Rédigé par l'équipe WebLex.


Transfert des contrats de travail ≠ modification des contrats de travail

Une entreprise reprend une activité existante, ainsi que tous les moyens, matériels et humains, qui y sont attachés. Cela implique donc un transfert des contrats de travail.

Le nouvel employeur n’est pas soumis à la même convention collective que l’ancien et a 3 mois pour ouvrir une négociation en vue de remplacer les accords collectifs applicables chez son prédécesseur. Pour rappel, pendant 15 mois, en l’absence de nouvel accord, les anciens accords continuent de s’appliquer au profit des salariés repris.

Mais, dans cette affaire, une salariée n’a pas tant attendu : 1 mois après le transfert de son contrat de travail, elle prend acte de la rupture de son contrat aux torts du nouvel employeur parce qu’elle n’occuperait plus les mêmes fonctions, d’après la fiche de poste qui lui a été remise. Elle constate, par ailleurs, que son 1er bulletin de paie, suivant la reprise d’activité, mentionne qu’elle occupe un emploi de « technicien qualifié » au lieu d’un emploi de « technicien supérieur ».

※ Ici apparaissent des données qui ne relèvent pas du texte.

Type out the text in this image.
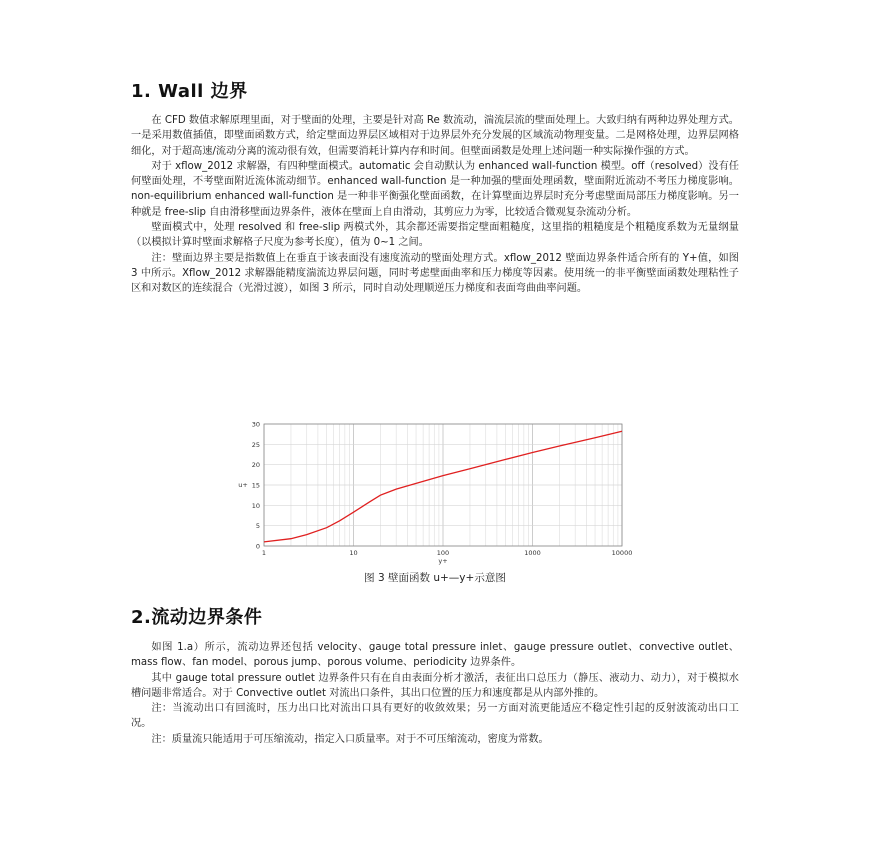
1. Wall 边界

在 CFD 数值求解原理里面，对于壁面的处理，主要是针对高 Re 数流动，湍流层流的壁面处理上。大致归纳有两种边界处理方式。一是采用数值插值，即壁面函数方式，给定壁面边界层区域相对于边界层外充分发展的区域流动物理变量。二是网格处理，边界层网格细化，对于超高速/流动分离的流动很有效，但需要消耗计算内存和时间。但壁面函数是处理上述问题一种实际操作强的方式。

对于 xflow_2012 求解器，有四种壁面模式。automatic 会自动默认为 enhanced wall-function 模型。off（resolved）没有任何壁面处理，不考壁面附近流体流动细节。enhanced wall-function 是一种加强的壁面处理函数，壁面附近流动不考压力梯度影响。non-equilibrium enhanced wall-function 是一种非平衡强化壁面函数，在计算壁面边界层时充分考虑壁面局部压力梯度影响。另一种就是 free-slip 自由滑移壁面边界条件，液体在壁面上自由滑动，其剪应力为零，比较适合微观复杂流动分析。

壁面模式中，处理 resolved 和 free-slip 两模式外，其余都还需要指定壁面粗糙度，这里指的粗糙度是个粗糙度系数为无量纲量（以模拟计算时壁面求解格子尺度为参考长度），值为 0~1 之间。

注：壁面边界主要是指数值上在垂直于该表面没有速度流动的壁面处理方式。xflow_2012 壁面边界条件适合所有的 Y+值，如图 3 中所示。Xflow_2012 求解器能精度湍流边界层问题，同时考虑壁面曲率和压力梯度等因素。使用统一的非平衡壁面函数处理粘性子区和对数区的连续混合（光滑过渡），如图 3 所示，同时自动处理顺逆压力梯度和表面弯曲曲率问题。

0
5
10
15
20
25
30
1	10	100	1000	10000
u+
y+
图 3 壁面函数 u+—y+示意图
2.流动边界条件

如图 1.a）所示，流动边界还包括 velocity、gauge total pressure inlet、gauge pressure outlet、convective outlet、mass flow、fan model、porous jump、porous volume、periodicity 边界条件。

其中 gauge total pressure outlet 边界条件只有在自由表面分析才激活，表征出口总压力（静压、液动力、动力），对于模拟水槽问题非常适合。对于 Convective outlet 对流出口条件，其出口位置的压力和速度都是从内部外推的。

注：当流动出口有回流时，压力出口比对流出口具有更好的收敛效果；另一方面对流更能适应不稳定性引起的反射波流动出口工况。

注：质量流只能适用于可压缩流动，指定入口质量率。对于不可压缩流动，密度为常数。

Selon elle, cette différence témoigne d’un manquement suffisamment grave de l’employeur pour empêcher la poursuite de son contrat de travail. Regrettable erreur, selon l’employeur, qui n’y voit pas là de manquement « grave ». Pour lui, cette prise d’acte est donc une démission.

Ce qui n’est pas l’avis du juge : l'emploi de technicien qualifié qui était attribué à la salariée par la fiche de poste qui lui a été remise lors du transfert était moins favorable que celui qu'elle occupait au service de son précédent employeur, ce qui constitue des manquements suffisamment graves pour rendre impossible la poursuite du contrat de travail. La prise d’acte produit donc les effets d’un licenciement sans cause réelle et sérieuse.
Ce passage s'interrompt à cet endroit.